Lower p-values (below α = 0.05) are shown in warm colours, while higher p-values are shown in cool colours.

[42]:
# Plot p-values# Plot p-values
graphics.plot_p_value_matrix(result_state_pairs["pval"],
                             title_text ="State pairs - Uncorrected",
                             figsize=(7, 3),
                             xlabel="State X",
                             ylabel="State Y",
                             alpha=0.05,
                             none_diagonal=True,
                             annot=True,
                             x_tick_min=1)
../_images/notebooks_Testing_across_visits_47_0.png
Interpreting the p-value matrix
The p-value matrix has a shape of (number of states × number of states).
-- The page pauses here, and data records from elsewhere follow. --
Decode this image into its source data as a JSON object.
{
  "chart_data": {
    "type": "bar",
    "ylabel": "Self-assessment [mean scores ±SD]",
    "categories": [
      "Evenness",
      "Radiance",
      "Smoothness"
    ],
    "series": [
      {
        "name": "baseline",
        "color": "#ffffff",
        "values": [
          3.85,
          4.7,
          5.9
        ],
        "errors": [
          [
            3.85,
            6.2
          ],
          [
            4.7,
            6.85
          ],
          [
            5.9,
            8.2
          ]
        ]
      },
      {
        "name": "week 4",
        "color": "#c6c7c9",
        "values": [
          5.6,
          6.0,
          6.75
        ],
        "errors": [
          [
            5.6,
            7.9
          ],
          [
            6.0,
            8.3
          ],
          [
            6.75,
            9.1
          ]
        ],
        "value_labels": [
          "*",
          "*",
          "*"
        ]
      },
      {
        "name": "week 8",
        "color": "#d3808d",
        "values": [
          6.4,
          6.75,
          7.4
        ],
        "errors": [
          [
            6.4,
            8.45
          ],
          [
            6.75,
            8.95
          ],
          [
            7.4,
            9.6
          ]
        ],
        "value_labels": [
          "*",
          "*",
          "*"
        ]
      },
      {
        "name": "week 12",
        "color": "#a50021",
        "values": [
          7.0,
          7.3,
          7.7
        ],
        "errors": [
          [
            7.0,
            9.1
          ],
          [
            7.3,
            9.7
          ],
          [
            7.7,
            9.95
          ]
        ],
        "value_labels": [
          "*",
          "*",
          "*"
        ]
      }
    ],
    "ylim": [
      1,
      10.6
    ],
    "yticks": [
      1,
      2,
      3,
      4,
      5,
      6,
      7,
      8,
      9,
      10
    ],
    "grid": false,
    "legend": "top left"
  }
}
Each entry shows the statistical comparison between two brain states.
  • Values below the diagonal (lower-left) correspond to tests where the row state is compared as less than the column state (State X < State Y).
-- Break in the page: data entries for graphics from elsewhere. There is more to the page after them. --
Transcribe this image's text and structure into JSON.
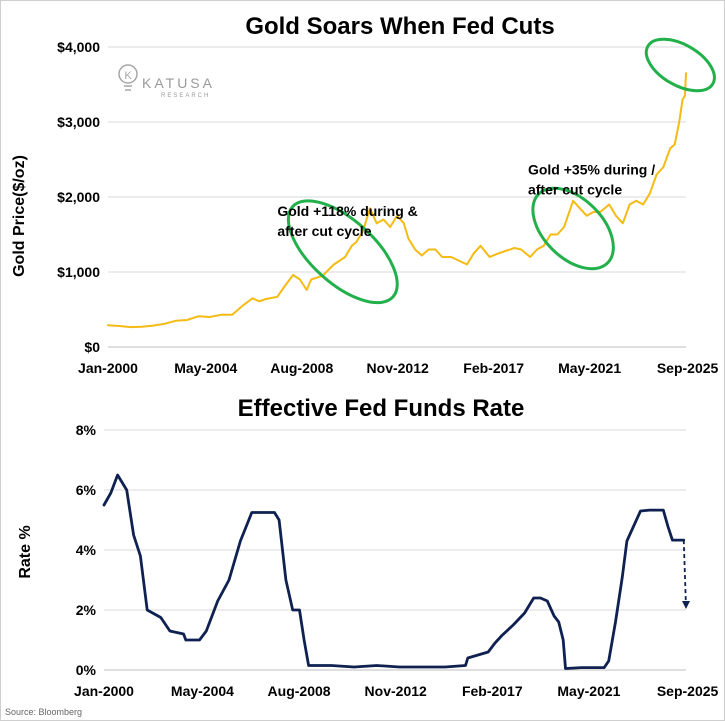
{
  "source": "Source: Bloomberg",
  "logo": {
    "name": "KATUSA",
    "sub": "RESEARCH"
  },
  "colors": {
    "gold": "#f4bb15",
    "rate": "#0f2150",
    "highlight": "#22b04b",
    "grid": "#d9d9d9"
  },
  "chart_data": [
    {
      "type": "line",
      "title": "Gold Soars When Fed Cuts",
      "xlabel": "",
      "ylabel": "Gold Price($/oz)",
      "x_range": [
        2000.0,
        2025.6
      ],
      "ylim": [
        0,
        4000
      ],
      "y_ticks": [
        0,
        1000,
        2000,
        3000,
        4000
      ],
      "y_tick_labels": [
        "$0",
        "$1,000",
        "$2,000",
        "$3,000",
        "$4,000"
      ],
      "x_ticks": [
        2000.0,
        2004.33,
        2008.58,
        2012.83,
        2017.08,
        2021.33,
        2025.67
      ],
      "x_tick_labels": [
        "Jan-2000",
        "May-2004",
        "Aug-2008",
        "Nov-2012",
        "Feb-2017",
        "May-2021",
        "Sep-2025"
      ],
      "grid": true,
      "series": [
        {
          "name": "Gold Price",
          "x": [
            2000.0,
            2000.5,
            2001.0,
            2001.5,
            2002.0,
            2002.5,
            2003.0,
            2003.5,
            2004.0,
            2004.5,
            2005.0,
            2005.5,
            2006.0,
            2006.4,
            2006.7,
            2007.0,
            2007.5,
            2007.8,
            2008.2,
            2008.5,
            2008.8,
            2009.0,
            2009.5,
            2010.0,
            2010.5,
            2010.8,
            2011.0,
            2011.3,
            2011.6,
            2011.9,
            2012.2,
            2012.5,
            2012.8,
            2013.1,
            2013.3,
            2013.6,
            2013.9,
            2014.2,
            2014.5,
            2014.8,
            2015.2,
            2015.9,
            2016.2,
            2016.5,
            2016.9,
            2017.3,
            2017.6,
            2018.0,
            2018.3,
            2018.7,
            2019.0,
            2019.3,
            2019.6,
            2019.9,
            2020.2,
            2020.6,
            2020.9,
            2021.2,
            2021.5,
            2021.8,
            2022.2,
            2022.5,
            2022.8,
            2023.1,
            2023.4,
            2023.7,
            2024.0,
            2024.3,
            2024.6,
            2024.9,
            2025.1,
            2025.3,
            2025.45,
            2025.55,
            2025.6
          ],
          "values": [
            290,
            280,
            265,
            270,
            285,
            310,
            350,
            360,
            410,
            400,
            430,
            430,
            560,
            650,
            610,
            640,
            670,
            800,
            960,
            900,
            760,
            900,
            950,
            1100,
            1200,
            1350,
            1400,
            1550,
            1850,
            1650,
            1700,
            1600,
            1750,
            1650,
            1450,
            1300,
            1220,
            1300,
            1300,
            1200,
            1200,
            1100,
            1250,
            1350,
            1200,
            1250,
            1280,
            1320,
            1300,
            1200,
            1300,
            1350,
            1500,
            1500,
            1600,
            1950,
            1850,
            1750,
            1800,
            1800,
            1900,
            1750,
            1650,
            1900,
            1950,
            1900,
            2050,
            2300,
            2400,
            2650,
            2700,
            3000,
            3300,
            3350,
            3650
          ]
        }
      ],
      "annotations": [
        {
          "lines": [
            "Gold +118% during &",
            "after cut cycle"
          ],
          "x": 2007.5,
          "y": 1750
        },
        {
          "lines": [
            "Gold +35% during /",
            "after cut cycle"
          ],
          "x": 2018.6,
          "y": 2300
        }
      ],
      "highlights": [
        {
          "cx": 2010.4,
          "cy": 1270,
          "rx_years": 1.4,
          "ry_value": 900,
          "angle": -48
        },
        {
          "cx": 2020.6,
          "cy": 1580,
          "rx_years": 1.3,
          "ry_value": 650,
          "angle": -45
        },
        {
          "cx": 2025.35,
          "cy": 3760,
          "rx_years": 0.9,
          "ry_value": 500,
          "angle": -60
        }
      ]
    },
    {
      "type": "line",
      "title": "Effective Fed Funds Rate",
      "xlabel": "",
      "ylabel": "Rate %",
      "x_range": [
        2000.0,
        2025.6
      ],
      "ylim": [
        0,
        8
      ],
      "y_ticks": [
        0,
        2,
        4,
        6,
        8
      ],
      "y_tick_labels": [
        "0%",
        "2%",
        "4%",
        "6%",
        "8%"
      ],
      "x_ticks": [
        2000.0,
        2004.33,
        2008.58,
        2012.83,
        2017.08,
        2021.33,
        2025.67
      ],
      "x_tick_labels": [
        "Jan-2000",
        "May-2004",
        "Aug-2008",
        "Nov-2012",
        "Feb-2017",
        "May-2021",
        "Sep-2025"
      ],
      "grid": true,
      "series": [
        {
          "name": "Effective Fed Funds Rate",
          "x": [
            2000.0,
            2000.3,
            2000.6,
            2001.0,
            2001.3,
            2001.6,
            2001.9,
            2002.5,
            2002.9,
            2003.5,
            2003.6,
            2004.2,
            2004.5,
            2005.0,
            2005.5,
            2006.0,
            2006.5,
            2007.0,
            2007.5,
            2007.7,
            2008.0,
            2008.3,
            2008.6,
            2008.8,
            2009.0,
            2010.0,
            2011.0,
            2012.0,
            2013.0,
            2014.0,
            2015.0,
            2015.9,
            2016.0,
            2016.9,
            2017.2,
            2017.5,
            2018.0,
            2018.5,
            2018.9,
            2019.2,
            2019.5,
            2019.8,
            2020.0,
            2020.2,
            2020.3,
            2021.0,
            2022.0,
            2022.2,
            2022.5,
            2022.8,
            2023.0,
            2023.3,
            2023.6,
            2024.0,
            2024.6,
            2024.8,
            2025.0,
            2025.5
          ],
          "values": [
            5.5,
            5.9,
            6.5,
            6.0,
            4.5,
            3.8,
            2.0,
            1.75,
            1.3,
            1.2,
            1.0,
            1.0,
            1.3,
            2.3,
            3.0,
            4.3,
            5.25,
            5.25,
            5.25,
            5.0,
            3.0,
            2.0,
            2.0,
            1.0,
            0.15,
            0.15,
            0.1,
            0.15,
            0.1,
            0.1,
            0.1,
            0.15,
            0.4,
            0.6,
            0.9,
            1.15,
            1.5,
            1.9,
            2.4,
            2.4,
            2.3,
            1.8,
            1.6,
            1.0,
            0.05,
            0.08,
            0.08,
            0.3,
            1.6,
            3.1,
            4.3,
            4.8,
            5.3,
            5.33,
            5.33,
            4.8,
            4.33,
            4.33
          ]
        }
      ],
      "projection": {
        "from": [
          2025.5,
          4.33
        ],
        "to": [
          2025.6,
          2.1
        ]
      }
    }
  ]
}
  • Values above the diagonal (upper-right) correspond to tests where the row state is compared as greater than the column state (State X > State Y).

Multiple Comparison
To correct for Type I error, we can apply the Benjamini/Hochberg procedure to control the False Discovery Rate (FDR).
[44]:
pval_corrected, rejected_corrected =statistics.pval_correction(result_state_pairs, method='fdr_bh')
# Plot p-values# Plot p-values
graphics.plot_p_value_matrix(pval_corrected,
                             title_text ="State pairs - Benjamini/Hochberg" ,
                             figsize=(7, 3),
                             xlabel="State X",
                             ylabel="State Y",
                             alpha=0.05,
                             none_diagonal=True,
                             annot=True,
                             x_tick_min=1)
../_images/notebooks_Testing_across_visits_50_0.png
[45]:
# Look at the val_sates values
val_state
[45]:
[np.float64(4.912042797300882),
 np.float64(-0.05858422375450776),
 np.float64(-3.795696791047377),
 np.float64(2.352225972831181),
 np.float64(-2.5030418147224505)]

Conclusion - state pairs

The results show clear differences in the signal between certain pairs of brain states:

  • State 1 (the highest signal value) is significantly different from states 2, 3, and 5.

  • State 3 (the lowest signal value) is significantly different from states 1 and 4.

  • States 4 and 5, which are in the middle, also show a clear difference from each other and from state 1.

These differences suggest that specific pairs of brain states are linked to noticeable changes in the signal. This could help us understand how the signal shifts during transitions between states, such as when studying responses to pain.